Onde o mar, com sua incisiva simbologia no conceitual dramatúrgico, é abstratamente absorvido no ruído de suas ondas ouvidas entre as
falas dos personagens e as intervenções musicais (João Paulo Mendonça), tais como recitativos ao vivo ou em sonoridades grupais especulares de um coro da tragédia grega.

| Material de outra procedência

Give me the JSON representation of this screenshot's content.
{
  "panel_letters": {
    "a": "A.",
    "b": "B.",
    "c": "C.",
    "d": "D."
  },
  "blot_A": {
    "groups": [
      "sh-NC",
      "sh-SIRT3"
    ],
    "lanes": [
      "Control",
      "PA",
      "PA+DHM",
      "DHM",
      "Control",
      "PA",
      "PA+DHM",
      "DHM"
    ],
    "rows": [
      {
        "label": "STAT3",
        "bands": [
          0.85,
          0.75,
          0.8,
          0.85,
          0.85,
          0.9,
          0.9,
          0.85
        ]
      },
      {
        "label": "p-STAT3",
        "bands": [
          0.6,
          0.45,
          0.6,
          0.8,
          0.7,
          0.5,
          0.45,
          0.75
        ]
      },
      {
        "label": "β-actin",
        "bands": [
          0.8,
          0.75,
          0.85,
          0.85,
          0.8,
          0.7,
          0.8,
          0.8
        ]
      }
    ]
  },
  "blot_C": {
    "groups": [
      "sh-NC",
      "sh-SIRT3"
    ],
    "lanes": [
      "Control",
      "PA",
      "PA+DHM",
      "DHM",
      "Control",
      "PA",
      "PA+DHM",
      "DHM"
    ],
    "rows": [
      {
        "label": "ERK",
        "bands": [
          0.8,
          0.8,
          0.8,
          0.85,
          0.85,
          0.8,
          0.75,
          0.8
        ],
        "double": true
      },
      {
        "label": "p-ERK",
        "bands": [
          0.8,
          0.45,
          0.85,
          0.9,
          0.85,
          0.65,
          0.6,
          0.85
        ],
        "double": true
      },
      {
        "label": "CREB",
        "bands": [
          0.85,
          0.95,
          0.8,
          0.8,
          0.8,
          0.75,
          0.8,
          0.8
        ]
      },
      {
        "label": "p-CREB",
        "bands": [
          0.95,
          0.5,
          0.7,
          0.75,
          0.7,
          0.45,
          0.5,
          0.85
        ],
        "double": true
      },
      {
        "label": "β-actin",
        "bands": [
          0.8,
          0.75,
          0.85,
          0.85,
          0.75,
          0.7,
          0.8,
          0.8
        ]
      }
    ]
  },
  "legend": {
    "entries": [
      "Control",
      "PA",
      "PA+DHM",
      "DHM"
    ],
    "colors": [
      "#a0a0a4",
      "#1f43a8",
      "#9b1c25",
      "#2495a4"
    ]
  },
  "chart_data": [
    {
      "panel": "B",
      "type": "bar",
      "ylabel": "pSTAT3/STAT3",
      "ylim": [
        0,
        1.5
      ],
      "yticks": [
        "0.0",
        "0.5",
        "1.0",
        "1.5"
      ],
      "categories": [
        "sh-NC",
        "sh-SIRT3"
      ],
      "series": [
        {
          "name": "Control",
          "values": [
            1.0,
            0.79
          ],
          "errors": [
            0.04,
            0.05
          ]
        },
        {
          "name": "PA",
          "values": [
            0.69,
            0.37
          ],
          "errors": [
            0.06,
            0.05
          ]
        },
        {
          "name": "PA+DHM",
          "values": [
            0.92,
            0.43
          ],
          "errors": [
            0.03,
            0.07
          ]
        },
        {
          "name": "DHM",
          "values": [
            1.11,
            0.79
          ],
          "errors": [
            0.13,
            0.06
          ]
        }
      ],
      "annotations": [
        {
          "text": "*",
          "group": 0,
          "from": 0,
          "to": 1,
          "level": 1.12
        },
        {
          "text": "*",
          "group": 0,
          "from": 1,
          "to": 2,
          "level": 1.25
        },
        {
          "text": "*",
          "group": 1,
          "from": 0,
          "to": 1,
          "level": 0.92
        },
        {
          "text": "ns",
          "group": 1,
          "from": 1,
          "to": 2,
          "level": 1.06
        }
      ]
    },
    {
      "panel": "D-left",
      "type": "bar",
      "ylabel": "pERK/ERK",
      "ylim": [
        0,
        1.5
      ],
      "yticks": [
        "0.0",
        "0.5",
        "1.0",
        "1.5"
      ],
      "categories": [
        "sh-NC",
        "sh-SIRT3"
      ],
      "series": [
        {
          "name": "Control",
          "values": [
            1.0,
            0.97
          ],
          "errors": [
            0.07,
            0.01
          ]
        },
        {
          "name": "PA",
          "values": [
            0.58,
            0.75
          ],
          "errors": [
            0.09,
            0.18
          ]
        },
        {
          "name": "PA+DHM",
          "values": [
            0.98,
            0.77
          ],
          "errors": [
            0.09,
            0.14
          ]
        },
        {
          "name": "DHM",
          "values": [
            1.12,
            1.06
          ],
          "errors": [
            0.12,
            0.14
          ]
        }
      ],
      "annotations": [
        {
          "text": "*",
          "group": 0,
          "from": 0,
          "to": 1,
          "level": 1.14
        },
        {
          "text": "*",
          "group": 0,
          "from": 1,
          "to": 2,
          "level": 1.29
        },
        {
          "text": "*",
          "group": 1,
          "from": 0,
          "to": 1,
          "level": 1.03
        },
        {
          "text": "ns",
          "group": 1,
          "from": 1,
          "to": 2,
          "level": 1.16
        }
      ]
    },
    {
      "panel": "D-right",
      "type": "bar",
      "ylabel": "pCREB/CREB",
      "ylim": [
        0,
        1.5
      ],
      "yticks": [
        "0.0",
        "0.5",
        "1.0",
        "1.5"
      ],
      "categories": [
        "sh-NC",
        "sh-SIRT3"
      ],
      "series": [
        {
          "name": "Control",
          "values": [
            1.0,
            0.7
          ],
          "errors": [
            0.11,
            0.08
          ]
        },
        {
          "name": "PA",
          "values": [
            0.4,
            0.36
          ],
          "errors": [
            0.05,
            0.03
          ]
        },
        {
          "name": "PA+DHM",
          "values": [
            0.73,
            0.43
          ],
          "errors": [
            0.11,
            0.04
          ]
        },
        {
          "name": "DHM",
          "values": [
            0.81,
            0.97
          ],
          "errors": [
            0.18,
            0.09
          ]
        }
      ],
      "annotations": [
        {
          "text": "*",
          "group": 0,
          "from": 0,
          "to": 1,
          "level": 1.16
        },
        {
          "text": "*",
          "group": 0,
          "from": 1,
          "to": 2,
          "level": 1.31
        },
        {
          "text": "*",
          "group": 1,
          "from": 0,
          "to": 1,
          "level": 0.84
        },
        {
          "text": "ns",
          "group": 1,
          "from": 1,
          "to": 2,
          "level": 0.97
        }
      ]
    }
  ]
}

O enunciado burlesco da indumentária e seus apetrechos (Jorge
Farjalla/ Ana Castilho) carrega nos tons melancolizados, do ocre dos tecidos envelhecidos
à morbidez da mascaração, acentuada na
maquiagem e no visagismo (Vavá Torres).
Numa progressão dramática e narrativa em que as personificações
se dividem entre uma questionada Dona Eduarda (Alexia Deschamps) diante dos desafios
da filha Moema (Karen Junqueira), na sua
paixão psicofísica pelo pai Misael Drummond (João Vitti),
e na provocação transgressora de um encontro amoroso de seu noivo (Francisco Vitti e/ou Rafael Vitti) com a mãe dela para vingativo acerto de contas.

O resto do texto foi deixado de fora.